Cémoi selected a MasoSine sine pump with a double envelope option which allows one part to be kept warm through water circulation. The process requires maintaining the pump at a temperature ranging from 40°C to 45°C, even when not running, to ensure the chocolate remains in a fluid state.
“Using this pump we have reduced the breakage rate of our cranberry and almond dark chocolate by three compared to the rate using a screw pump, and by four compared to a diaphragm pump. In the case of milk chocolate with hazelnuts, the breakage rate is reduced by 40% compared to a screw pump, while the diaphragm pump was not capable of transferring the product at all. The integrity of the product is maintained, and the almonds and hazelnuts, as well as the cranberries, remain whole. The appearance of the chocolate bar is also improved,” says Pascal. “The dosing of the ingredients is also more precise. From the start of production using the screw pump, both the speed settings and the time waste were responsible for producing recyclable material. Now, thanks to the sine pump, production starts up immediately, with virtually no loss of material.”

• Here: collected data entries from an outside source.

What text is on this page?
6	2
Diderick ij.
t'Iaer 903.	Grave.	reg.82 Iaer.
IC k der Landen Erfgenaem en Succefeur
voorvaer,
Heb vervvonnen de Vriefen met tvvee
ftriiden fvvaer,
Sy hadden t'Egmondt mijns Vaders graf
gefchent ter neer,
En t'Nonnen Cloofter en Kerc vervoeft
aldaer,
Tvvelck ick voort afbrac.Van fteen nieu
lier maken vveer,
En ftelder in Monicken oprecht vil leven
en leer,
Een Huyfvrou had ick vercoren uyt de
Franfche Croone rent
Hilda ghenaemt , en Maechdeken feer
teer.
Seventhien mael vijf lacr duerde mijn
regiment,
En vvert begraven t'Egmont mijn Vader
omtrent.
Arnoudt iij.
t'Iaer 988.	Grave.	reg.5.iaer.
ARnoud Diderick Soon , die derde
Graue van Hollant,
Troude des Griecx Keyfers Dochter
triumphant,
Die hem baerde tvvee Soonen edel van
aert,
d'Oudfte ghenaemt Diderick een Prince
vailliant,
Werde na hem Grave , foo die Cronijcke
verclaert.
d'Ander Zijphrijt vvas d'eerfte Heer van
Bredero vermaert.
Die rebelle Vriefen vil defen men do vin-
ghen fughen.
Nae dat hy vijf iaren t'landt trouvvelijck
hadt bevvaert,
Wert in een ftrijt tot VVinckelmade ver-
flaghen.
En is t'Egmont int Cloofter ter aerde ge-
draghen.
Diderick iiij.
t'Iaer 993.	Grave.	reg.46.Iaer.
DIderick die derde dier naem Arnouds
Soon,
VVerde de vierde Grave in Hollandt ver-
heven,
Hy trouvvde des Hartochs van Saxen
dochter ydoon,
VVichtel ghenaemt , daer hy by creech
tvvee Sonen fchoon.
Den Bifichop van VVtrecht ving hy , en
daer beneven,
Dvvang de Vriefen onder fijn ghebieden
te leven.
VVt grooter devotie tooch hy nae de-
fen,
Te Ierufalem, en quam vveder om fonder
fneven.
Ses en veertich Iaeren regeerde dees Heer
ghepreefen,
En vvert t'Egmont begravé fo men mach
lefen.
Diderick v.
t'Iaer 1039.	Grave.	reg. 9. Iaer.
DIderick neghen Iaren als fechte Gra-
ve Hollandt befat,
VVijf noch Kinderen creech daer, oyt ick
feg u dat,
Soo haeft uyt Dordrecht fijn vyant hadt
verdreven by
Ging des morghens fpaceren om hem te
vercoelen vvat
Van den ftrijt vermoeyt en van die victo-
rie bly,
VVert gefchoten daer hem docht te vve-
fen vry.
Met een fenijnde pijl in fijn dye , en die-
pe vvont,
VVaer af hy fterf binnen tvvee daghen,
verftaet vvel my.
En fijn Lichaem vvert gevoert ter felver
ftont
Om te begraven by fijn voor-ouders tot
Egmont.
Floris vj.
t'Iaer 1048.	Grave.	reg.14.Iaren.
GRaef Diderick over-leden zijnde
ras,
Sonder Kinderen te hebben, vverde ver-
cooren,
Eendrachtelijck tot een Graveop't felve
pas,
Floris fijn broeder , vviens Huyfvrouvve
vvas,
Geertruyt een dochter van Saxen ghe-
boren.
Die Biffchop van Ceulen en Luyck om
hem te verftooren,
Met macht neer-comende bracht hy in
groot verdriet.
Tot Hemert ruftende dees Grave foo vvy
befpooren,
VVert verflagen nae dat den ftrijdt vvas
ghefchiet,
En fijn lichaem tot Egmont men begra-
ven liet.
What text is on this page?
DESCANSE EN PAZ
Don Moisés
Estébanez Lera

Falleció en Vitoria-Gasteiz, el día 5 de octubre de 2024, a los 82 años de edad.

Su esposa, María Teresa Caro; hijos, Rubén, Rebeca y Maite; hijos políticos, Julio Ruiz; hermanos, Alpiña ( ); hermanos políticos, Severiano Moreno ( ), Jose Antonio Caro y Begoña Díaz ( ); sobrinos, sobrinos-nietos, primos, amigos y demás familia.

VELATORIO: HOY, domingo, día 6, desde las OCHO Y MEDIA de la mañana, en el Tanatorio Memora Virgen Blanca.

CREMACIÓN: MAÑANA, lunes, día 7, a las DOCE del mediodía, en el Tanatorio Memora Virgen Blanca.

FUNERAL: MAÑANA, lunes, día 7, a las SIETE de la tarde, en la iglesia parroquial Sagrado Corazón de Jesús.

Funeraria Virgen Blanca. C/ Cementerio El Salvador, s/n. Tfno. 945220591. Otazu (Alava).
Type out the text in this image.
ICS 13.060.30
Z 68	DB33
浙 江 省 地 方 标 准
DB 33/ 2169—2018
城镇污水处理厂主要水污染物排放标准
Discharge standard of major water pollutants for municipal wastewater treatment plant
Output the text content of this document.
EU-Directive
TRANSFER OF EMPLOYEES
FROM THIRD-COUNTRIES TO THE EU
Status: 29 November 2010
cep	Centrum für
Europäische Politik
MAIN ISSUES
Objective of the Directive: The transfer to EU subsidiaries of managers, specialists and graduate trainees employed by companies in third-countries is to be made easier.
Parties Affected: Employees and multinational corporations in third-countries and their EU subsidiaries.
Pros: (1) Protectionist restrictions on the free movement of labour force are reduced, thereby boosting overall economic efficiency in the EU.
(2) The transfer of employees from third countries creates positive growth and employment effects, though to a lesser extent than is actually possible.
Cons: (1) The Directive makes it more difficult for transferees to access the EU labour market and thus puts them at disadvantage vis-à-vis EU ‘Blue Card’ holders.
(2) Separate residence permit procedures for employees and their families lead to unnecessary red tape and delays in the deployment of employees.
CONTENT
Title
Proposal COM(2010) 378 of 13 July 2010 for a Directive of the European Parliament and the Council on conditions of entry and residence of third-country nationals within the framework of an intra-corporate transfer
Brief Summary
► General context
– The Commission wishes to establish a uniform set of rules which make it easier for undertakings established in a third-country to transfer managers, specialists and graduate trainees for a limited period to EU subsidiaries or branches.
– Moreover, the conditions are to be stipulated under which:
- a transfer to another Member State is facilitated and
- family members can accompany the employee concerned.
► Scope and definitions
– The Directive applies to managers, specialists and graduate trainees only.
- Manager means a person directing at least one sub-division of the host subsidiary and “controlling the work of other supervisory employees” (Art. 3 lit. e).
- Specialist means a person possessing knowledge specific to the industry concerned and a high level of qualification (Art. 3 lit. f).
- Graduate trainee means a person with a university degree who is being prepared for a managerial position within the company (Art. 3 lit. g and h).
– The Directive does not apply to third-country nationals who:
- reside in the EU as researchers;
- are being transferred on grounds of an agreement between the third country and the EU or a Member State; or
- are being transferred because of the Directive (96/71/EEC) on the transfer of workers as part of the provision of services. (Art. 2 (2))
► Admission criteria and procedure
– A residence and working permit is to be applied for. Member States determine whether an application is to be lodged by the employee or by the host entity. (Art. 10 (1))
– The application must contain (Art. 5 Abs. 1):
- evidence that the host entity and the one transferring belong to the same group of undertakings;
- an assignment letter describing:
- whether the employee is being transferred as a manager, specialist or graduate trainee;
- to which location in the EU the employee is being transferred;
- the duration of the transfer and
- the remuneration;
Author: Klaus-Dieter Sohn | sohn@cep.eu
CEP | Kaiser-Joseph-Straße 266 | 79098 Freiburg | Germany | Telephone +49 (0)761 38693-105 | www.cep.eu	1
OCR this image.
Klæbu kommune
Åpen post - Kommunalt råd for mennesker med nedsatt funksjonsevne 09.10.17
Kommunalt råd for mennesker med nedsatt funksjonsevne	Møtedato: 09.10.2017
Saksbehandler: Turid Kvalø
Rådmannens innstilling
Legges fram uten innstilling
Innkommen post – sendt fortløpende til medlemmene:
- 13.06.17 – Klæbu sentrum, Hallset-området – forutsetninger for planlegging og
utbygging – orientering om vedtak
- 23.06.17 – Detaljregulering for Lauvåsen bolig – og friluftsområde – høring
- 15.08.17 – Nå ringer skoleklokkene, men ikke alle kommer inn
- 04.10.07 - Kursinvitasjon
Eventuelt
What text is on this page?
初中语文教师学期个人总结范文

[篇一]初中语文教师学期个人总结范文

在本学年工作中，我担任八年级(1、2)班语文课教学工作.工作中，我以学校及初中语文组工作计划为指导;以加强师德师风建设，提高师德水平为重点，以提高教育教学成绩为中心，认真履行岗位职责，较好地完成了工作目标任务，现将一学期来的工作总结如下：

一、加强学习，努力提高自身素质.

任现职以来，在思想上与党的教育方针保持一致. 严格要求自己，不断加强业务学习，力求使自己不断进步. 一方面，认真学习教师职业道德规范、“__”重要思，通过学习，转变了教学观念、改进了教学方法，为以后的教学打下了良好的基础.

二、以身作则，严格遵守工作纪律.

The pump also includes Clean-in-Place (CIP) and Steam-in-Place (SIP) features. It can be disassembled in just 15 minutes and reassembled just as quickly. Previously, the screw had to be transported to a cleaning room using a forklift at the chocolate maker.
Studies estimate that food and beverage manufacturing sites spend approximately 15-20% of working time on cleaning equipment and use around 10% of their energy in the CIP system, which itself can account for more than 15% of a company’s water consumption. So, optimising this process to minimise water consumption and reduce process downtime can help enable more sustainable production.